Mon amie Migalos savait comme moi que le petit voulait avoir l'air d'être invincible devant son humain. Les enfants avaient plus de mal à se rendre compte de leurs limites. Nous devions donc nous assurer nous-mêmes qu'il ne se pousserait pas à bout. Notre voyage risquait d'être long et fatigant. Pour tenir la distance, nous devions gérer nos efforts.
Pour la première fois de ma vie, j'étais heureux d'approcher de la ville humaine. Si j'en croyais Protectrice-Colérique, nous ne serions pas mal accueillis ici... J'étais vraiment préoccupé par la fatigue si importante d'Eclair-de-Liberté, je me disais que nous pourrions enfin nous reposer là-bas. Au dernier moment, Vassili se ravisa. Il voulait atteindre le nid suivant afin de ne pas entrer dans celui-ci. Je m'insurgeai contre ce choix. Je lui fis constater l'état d'épuisement de son petit protégé. Ce n'eut malheureusement aucun effet sur son opinion. Il se décida tout de même à porter son Pokémon entre ses pattes. Celui-ci lui léchait timidement les mains. Vraiment, les péripéties à notre arrivée avaient eu un effet catastrophique sur ce petit, pour qu'il fût aussi fatigué... Je trouvais son état de plus en plus inquiétant, même s'il ne s'en plaignait pas.
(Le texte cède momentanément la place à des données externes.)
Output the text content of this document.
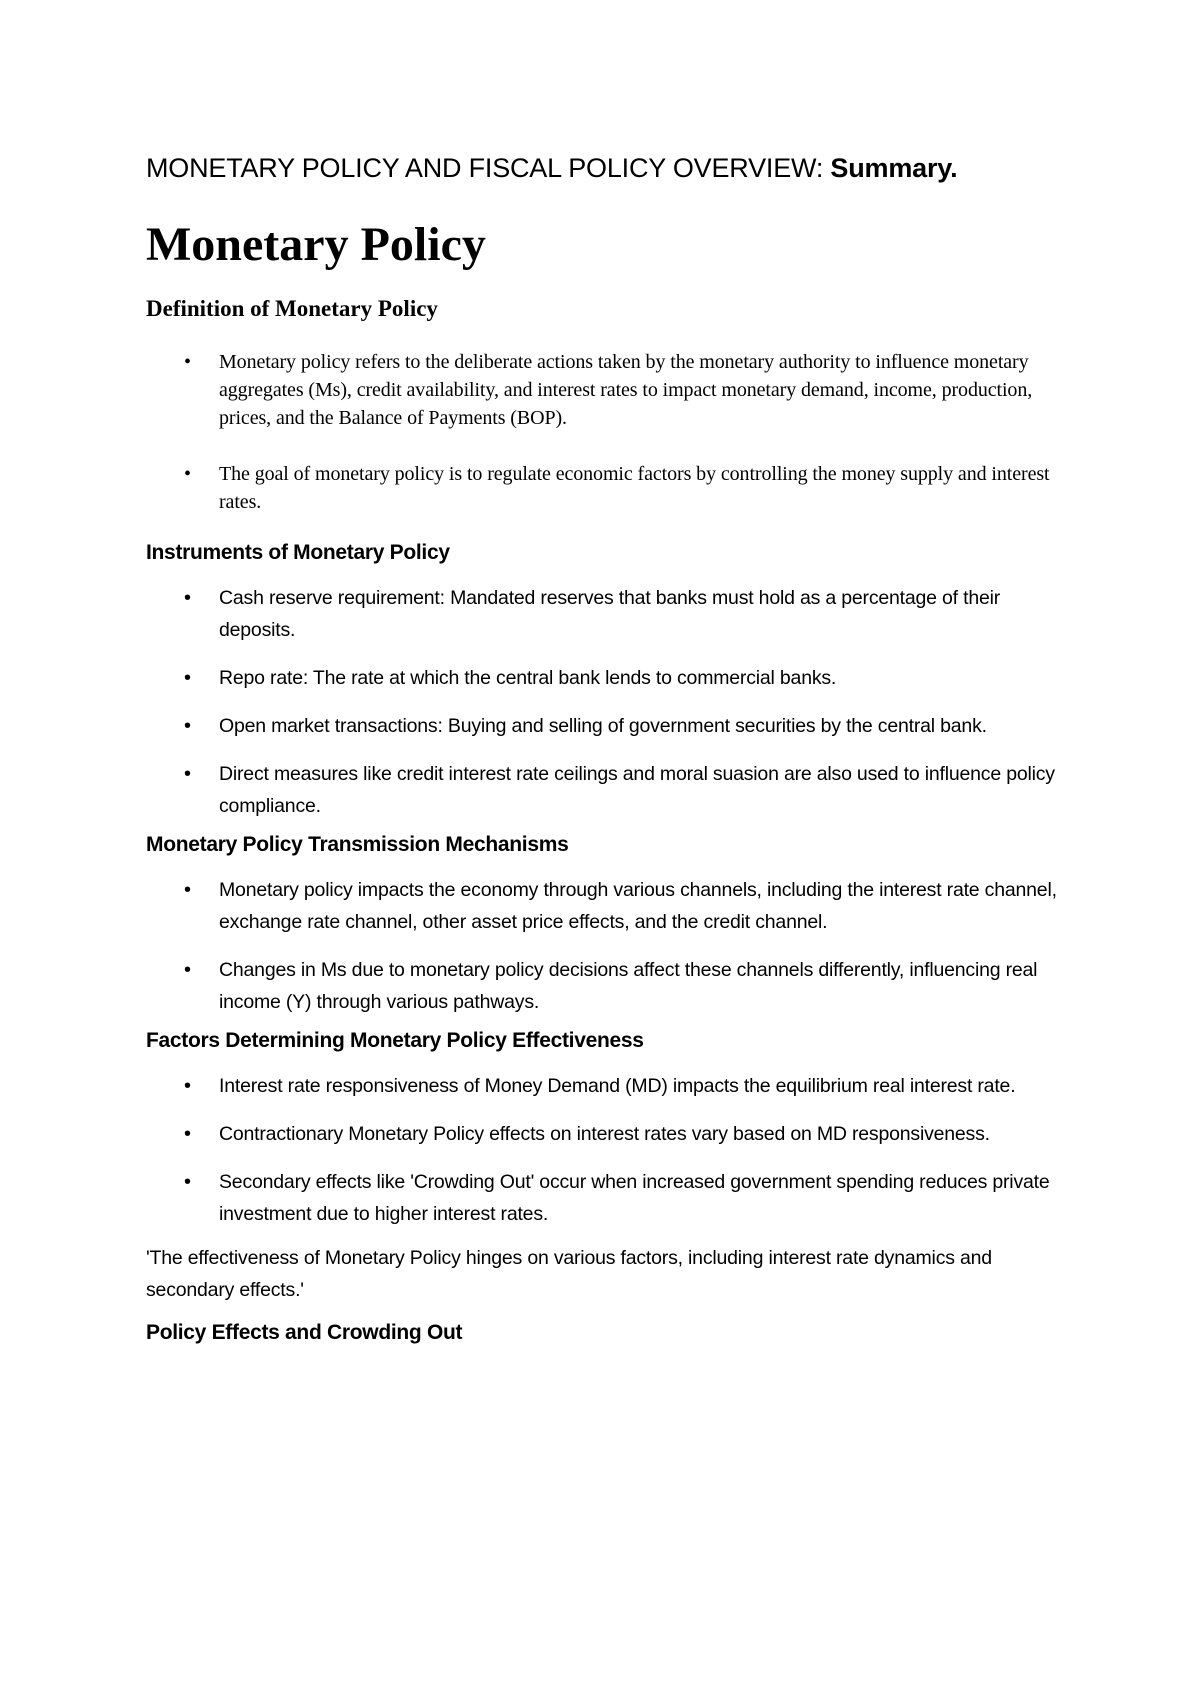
MONETARY POLICY AND FISCAL POLICY OVERVIEW: Summary.
Monetary Policy
Definition of Monetary Policy
• Monetary policy refers to the deliberate actions taken by the monetary authority to influence monetary aggregates (Ms), credit availability, and interest rates to impact monetary demand, income, production, prices, and the Balance of Payments (BOP).
• The goal of monetary policy is to regulate economic factors by controlling the money supply and interest rates.
Instruments of Monetary Policy
• Cash reserve requirement: Mandated reserves that banks must hold as a percentage of their deposits.
• Repo rate: The rate at which the central bank lends to commercial banks.
• Open market transactions: Buying and selling of government securities by the central bank.
• Direct measures like credit interest rate ceilings and moral suasion are also used to influence policy compliance.
Monetary Policy Transmission Mechanisms
• Monetary policy impacts the economy through various channels, including the interest rate channel, exchange rate channel, other asset price effects, and the credit channel.
• Changes in Ms due to monetary policy decisions affect these channels differently, influencing real income (Y) through various pathways.
Factors Determining Monetary Policy Effectiveness
• Interest rate responsiveness of Money Demand (MD) impacts the equilibrium real interest rate.
• Contractionary Monetary Policy effects on interest rates vary based on MD responsiveness.
• Secondary effects like 'Crowding Out' occur when increased government spending reduces private investment due to higher interest rates.

'The effectiveness of Monetary Policy hinges on various factors, including interest rate dynamics and secondary effects.'

Policy Effects and Crowding Out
Nous contournâmes la première ville. Vassili avait décidé de nous faire suivre les chemins humains, tout en restant à distance. Nous passions à des endroits moyennement praticables, ce qui nous faisait perdre beaucoup de temps. Eclair-de-Liberté constituait un poids trop important pour une créature aussi faible qu'un humain. Il fut déposé à terre et prié de marcher seul. A peine eut-il fait quelques pas, qu'il vacillait déjà. Il ne demanda rien, mais Terreur-des-Hommes le força à grimper sur son dos, malgré son désaccord. Après plusieurs heures de marche, nous ne voyions toujours pas notre objectif. Notre moral diminuait avec la faim qui s'ajoutait à la fatigue. Nous n'avions pas mangé depuis la veille, ayant terminé en mer notre réserve de nourriture. A bout de forces, Vassili exigea une pause. Je n'avais pas envie de m'arrêter, plus vite nous arriverions, plus tôt notre estomac cesserait de nous tirailler. Personne ne me demanda mon avis, je m'assis donc à leurs côtés. J'avais beau regarder tout autour de nous, aucune baie ne poussait dans le coin. Quel territoire hostile !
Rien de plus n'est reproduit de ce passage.